Stealing from a brilliant answer by Edward Kmett I simply copied

{-# LANGUAGE BangPatterns #-}
data Tree a = Tree (Tree a) a (Tree a)
instance Functor Tree where
  fmap f (Tree l m r) = Tree (fmap f l) (f m) (fmap f r)

index :: Tree a -> Integer -> a
index (Tree _ m _) 0 = m
index (Tree l _ r) n = case (n - 1) `divMod` 2 of
  (q,0) -> index l q
  (q,1) -> index r q

nats :: Tree Integer
nats = go 0 1
  where go !n !s = Tree (go l s') n (go r s')
          where l = n + s
                r = l + s
                s' = s * 2

and adapted his idea to my problem as

-- directed graph labelled by Integers
data Graph a = Graph a (Tree (Graph a))
instance Functor Graph where
  fmap f (Graph a t) = Graph (f a) (fmap (fmap f) t)

-- walk the graph following the given labels
walk :: Graph a -> [Integer] -> a
walk (Graph a _) [] = a
walk (Graph _ t) (x:xs) = walk (index t x) xs

-- graph of all finite integer sequences
intSeq :: Graph [Integer]
intSeq = Graph [] (fmap (\n -> fmap (n:) intSeq) nats)

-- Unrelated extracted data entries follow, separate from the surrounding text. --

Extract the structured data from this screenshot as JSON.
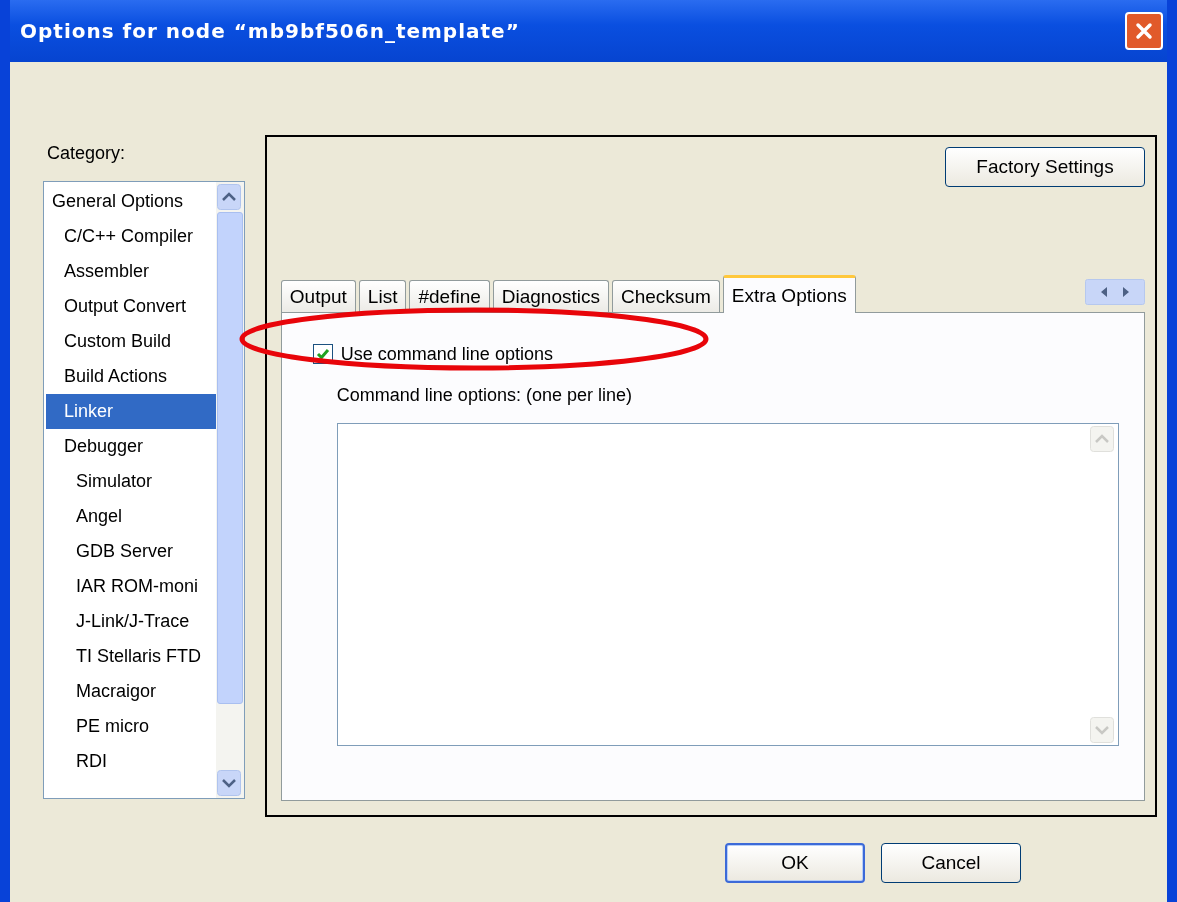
{
  "window": {
    "title": "Options for node “mb9bf506n_template”"
  },
  "category": {
    "label": "Category:",
    "items": [
      {
        "label": "General Options",
        "selected": false
      },
      {
        "label": "C/C++ Compiler",
        "selected": false
      },
      {
        "label": "Assembler",
        "selected": false
      },
      {
        "label": "Output Convert",
        "selected": false
      },
      {
        "label": "Custom Build",
        "selected": false
      },
      {
        "label": "Build Actions",
        "selected": false
      },
      {
        "label": "Linker",
        "selected": true
      },
      {
        "label": "Debugger",
        "selected": false,
        "children": [
          {
            "label": "Simulator",
            "selected": false
          },
          {
            "label": "Angel",
            "selected": false
          },
          {
            "label": "GDB Server",
            "selected": false
          },
          {
            "label": "IAR ROM-moni",
            "selected": false
          },
          {
            "label": "J-Link/J-Trace",
            "selected": false
          },
          {
            "label": "TI Stellaris FTD",
            "selected": false
          },
          {
            "label": "Macraigor",
            "selected": false
          },
          {
            "label": "PE micro",
            "selected": false
          },
          {
            "label": "RDI",
            "selected": false
          }
        ]
      }
    ]
  },
  "factory_button": "Factory Settings",
  "tabs": [
    {
      "label": "Output",
      "selected": false
    },
    {
      "label": "List",
      "selected": false
    },
    {
      "label": "#define",
      "selected": false
    },
    {
      "label": "Diagnostics",
      "selected": false
    },
    {
      "label": "Checksum",
      "selected": false
    },
    {
      "label": "Extra Options",
      "selected": true
    }
  ],
  "use_command_line": {
    "label": "Use command line options",
    "checked": true
  },
  "command_line": {
    "label": "Command line options:  (one per line)"
  },
  "buttons": [
    "OK",
    "Cancel"
  ]
}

-- could be replaced by Data.Strict.Pair
data StrictPair a b = StrictPair !a !b
  deriving Show

-- f = sum modified according to Edward's idea (the real function is more complicated)
g :: ([Integer] -> StrictPair Integer [Integer]) -> [Integer] -> StrictPair Integer [Integer]
g mf [] = StrictPair 0 []
g mf (a:as) = StrictPair (a+x) (a:as)
  where StrictPair x y = mf as

g_graph :: Graph (StrictPair Integer [Integer])
g_graph = fmap (g g_m) intSeq

g_m :: [Integer] -> StrictPair Integer [Integer]
g_m = walk g_graph

This works OK, but as the function f is independent of the order of the occurring integers (but not of their counts) there should be only one vertex in the graph for all integer lists equal up to ordering.

How do I achieve this?


Solution

  • Reading the functional pearl Trouble Shared is Trouble Halved by Richard Bird and Ralf Hinze, I understood how to implement, what I was looking for two years ago (again based on Edward Kmett's trick):

    {-# LANGUAGE BangPatterns #-}
    import Data.Function (fix)
    
    data Tree a = Tree (Tree a) a (Tree a)
      deriving Show
    
    instance Functor Tree where
      fmap f (Tree l m r) = Tree (fmap f l) (f m) (fmap f r)
    
    index :: Tree a -> Integer -> a
    index (Tree _ m _) 0 = m
    index (Tree l _ r) n = case (n - 1) `divMod` 2 of
      (q,0) -> index l q
      (q,1) -> index r q
    
    nats :: Tree Integer
    nats = go 0 1
      where go !n !s = Tree (go l s') n (go r s')
              where l = n + s
                    r = l + s
                    s' = s * 2
    
    data IntSeqTree a = IntSeqTree a (Tree (IntSeqTree a))
    
    val :: IntSeqTree a -> a
    val (IntSeqTree a _) = a
    
    step :: Integer -> IntSeqTree t -> IntSeqTree t
    step n (IntSeqTree _ ts) = index ts n
    
    intSeqTree :: IntSeqTree [Integer]
    intSeqTree = fix $ create []
      where create p x = IntSeqTree p $ fmap (extend x) nats
            extend x n = case span (>n) (val x) of
                           ([], p) -> fix $ create (n:p)
                           (m, p)  -> foldr step intSeqTree (m ++ n:p)
    
    instance Functor IntSeqTree where
      fmap f (IntSeqTree a t) = IntSeqTree (f a) (fmap (fmap f) t)
    

    In my use case I have hundreds or thousands of similar integer sequences (of length few hundred entries) that are generated incrementally. So for me this way is cheaper than sorting the sequences before looking up the function value (which I will access by using fmap on intSeqTree).